- By Region
DP World, one of the world’s largest container terminal operators, gave evidence on Thursday of the continuing robust conditions for owners of emerging market infrastructure when it announced net profits for 2011 up 67 per cent to $751m.
The company, whose net profits compared with 2010’s $451m, also expressed optimism about prospects for the current year, saying volumes for the first two months of 2012 were up 11 per cent year-on-year.
However, DP World’s figures came on the same day that Zim Integrated Shipping, Israel’s biggest container shipping line, announced it suffered a $397m net loss for the year, on revenue up 2 per cent to $3.8bn.
Container terminal operators have benefited from the return to growth in world container trade in the past two years because capacity at some of the most important ports is tight, and growth in Africa, Latin America and many other emerging markets remains strong.
Shipping lines, meanwhile, continue to suffer miserable rates per container shipped as deliveries of new ships ordered before the end of the sector’s 2003-08 boom leave many ships without work.
DP World announced in January that its 2011 traffic was 10 per cent up on the previous year, with traffic at its terminals in Africa – in Mozambique, Djibouti, Algeria and Senegal – up 30.5 per cent.

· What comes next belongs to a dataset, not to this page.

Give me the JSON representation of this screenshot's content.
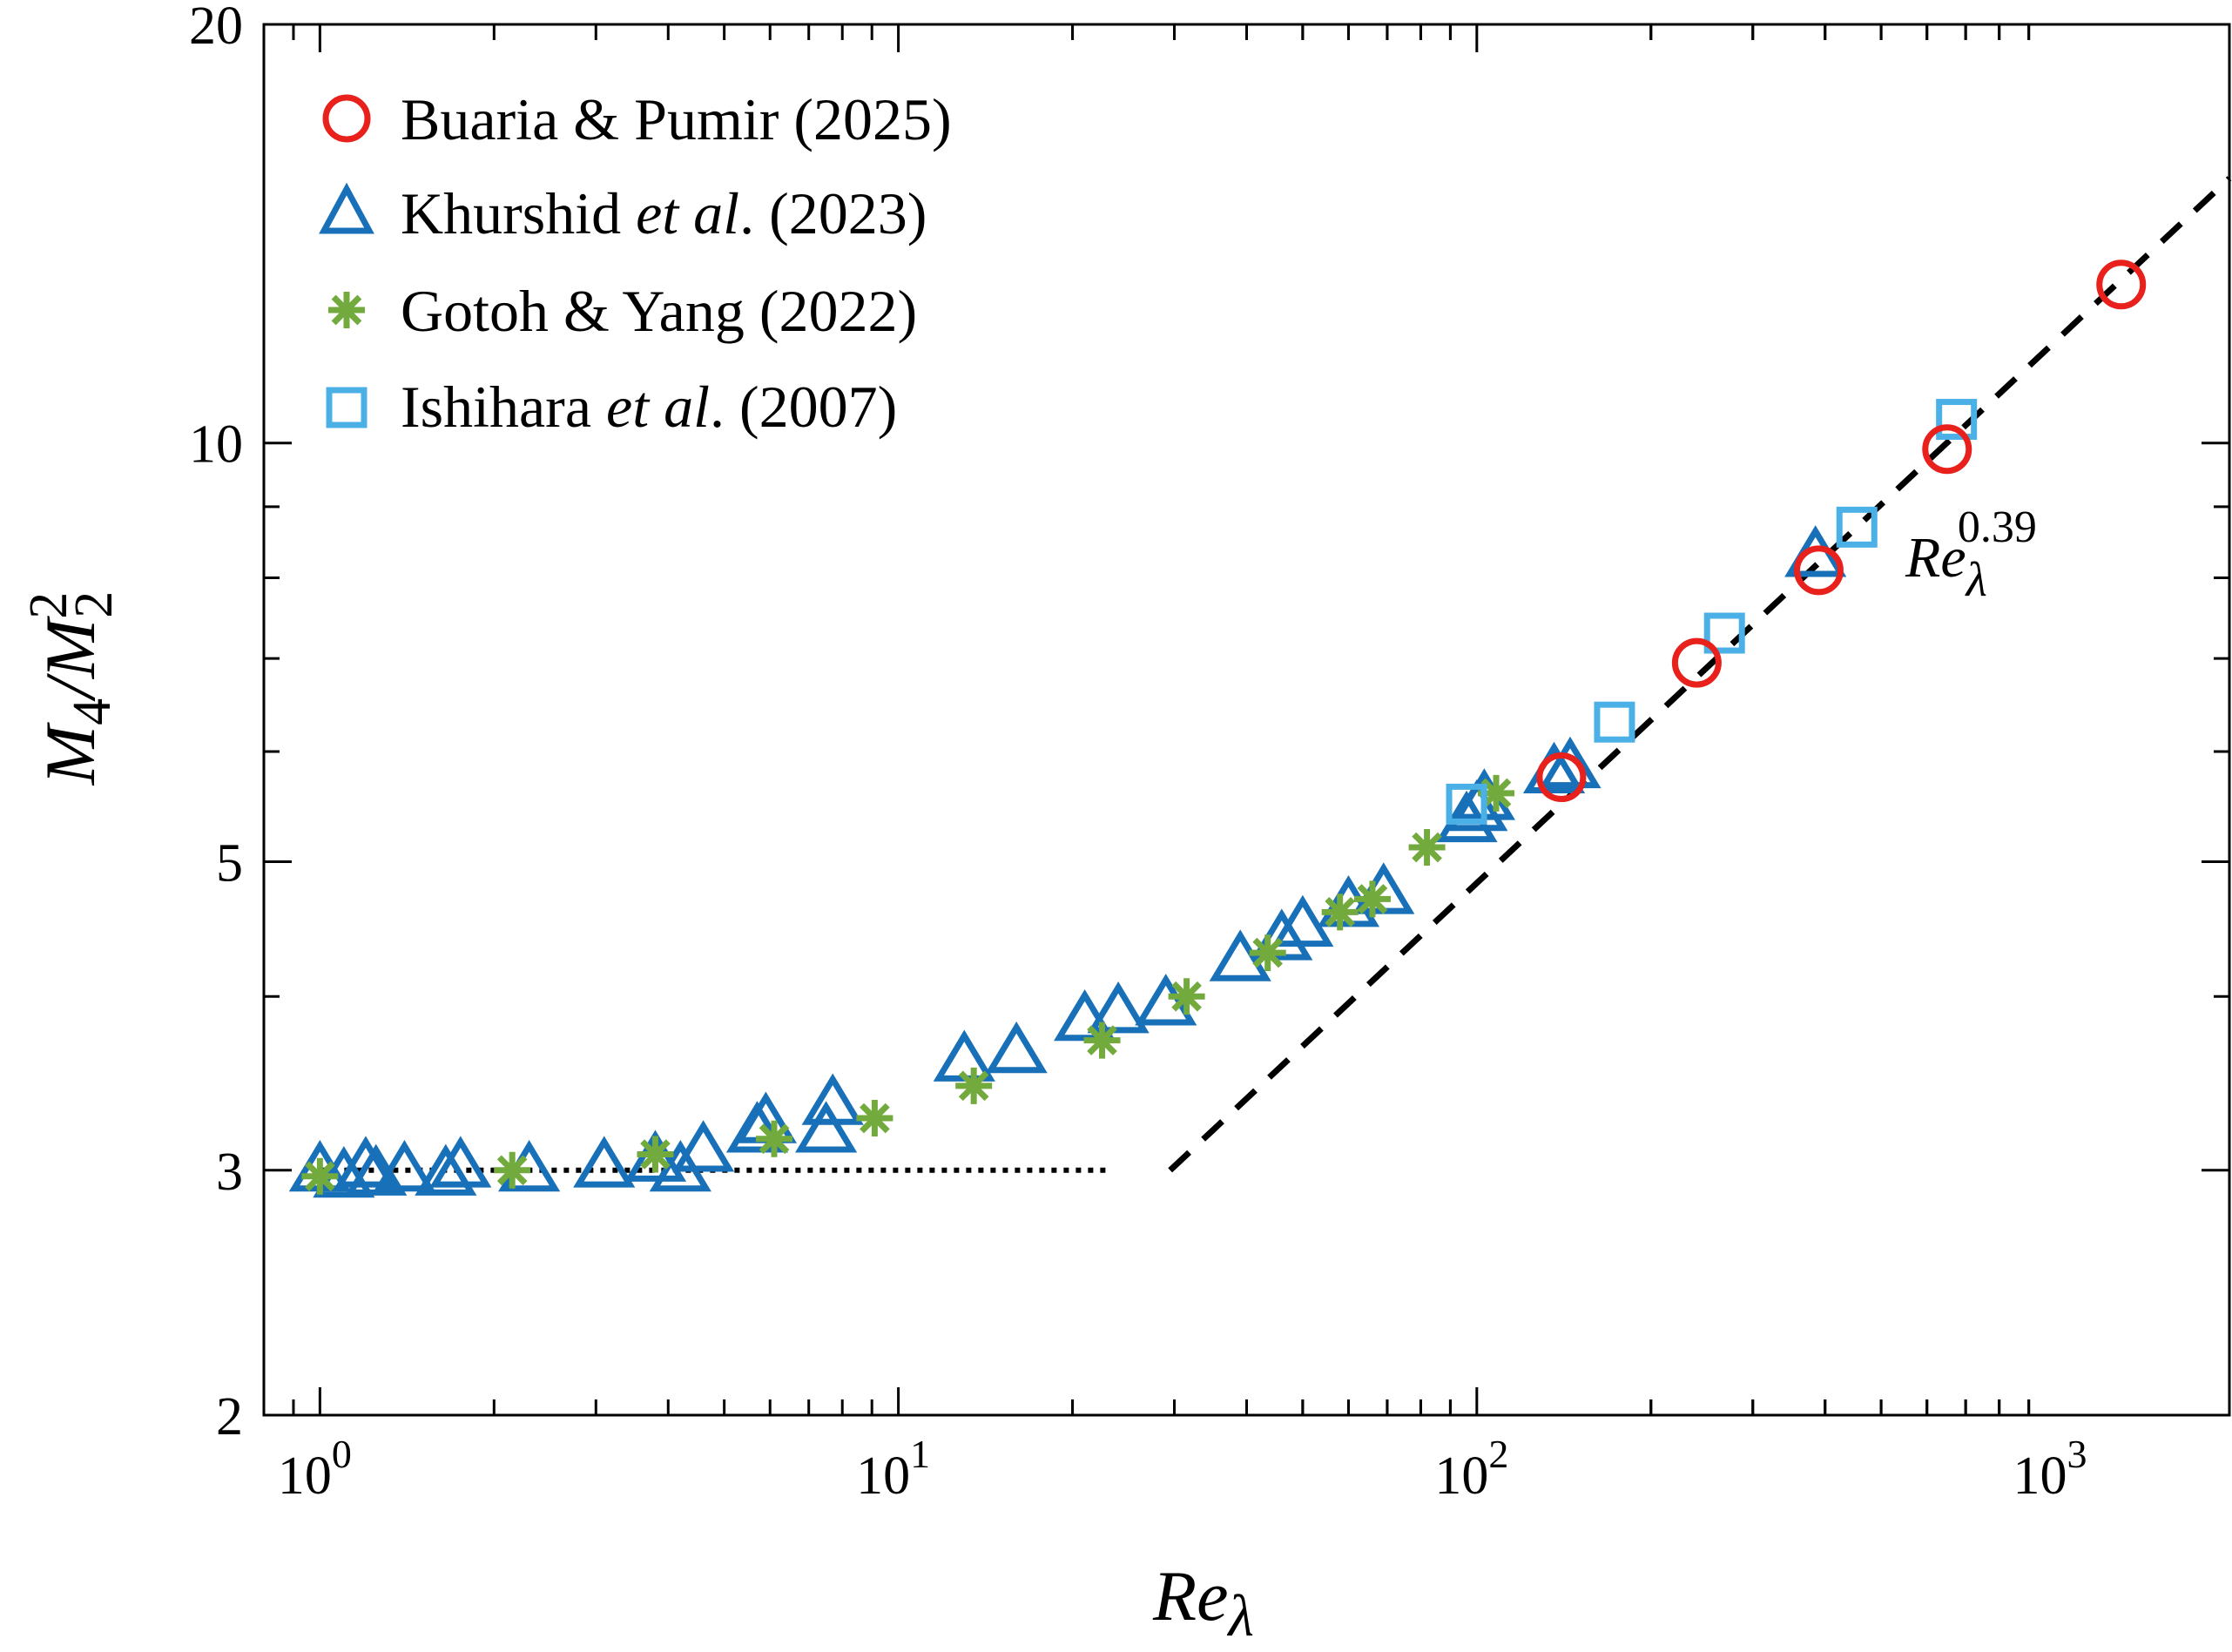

In Latin America, where the operator has facilities in the Dominican Republic, Peru, Argentina and Suriname, growth was running at 22 per cent.
Emerging markets made up for the far more lacklustre growth at the company’s facilities in Europe and other developed economies. The figures were flattered by a $484m net profit on sales of businesses, mainly the sale of 75 per cent of DP World’s Australian terminals business, and included $244m in writedowns of underperforming assets. Excluding the non-recurring items, the profits would have risen 18 per cent to $532m.
Mohammed Sharaf, chief executive, held up the partial withdrawal from Australia, which freed up cash for investments in faster-growing countries, as an example of the kind of deal the company wanted to do. “Going forward, the focus will continue to be on emerging markets,” he said.
The dividend, adjusted for a share consolidation last year, was raised 41 per cent to 24 cents, while earnings per share rose 82 per cent to 82 cents. The shares, quoted in London and on Nasdaq Dubai, rose 25p, or 3.5 per cent, to 742½p.
Zim, controlled by Israel Corporation, a listed company controlled by the Ofer family, experienced a 9 per cent rise in container traffic. Its 2011 figures had reflected overall industry conditions, the company said. But a surge in freight rates in the first months of this year, as well as a financial restructuring, made prospects for this year better.
Rafi Danieli, Zim’s chief executive, said the company was now on a “stable financial basis” and well set for 2012.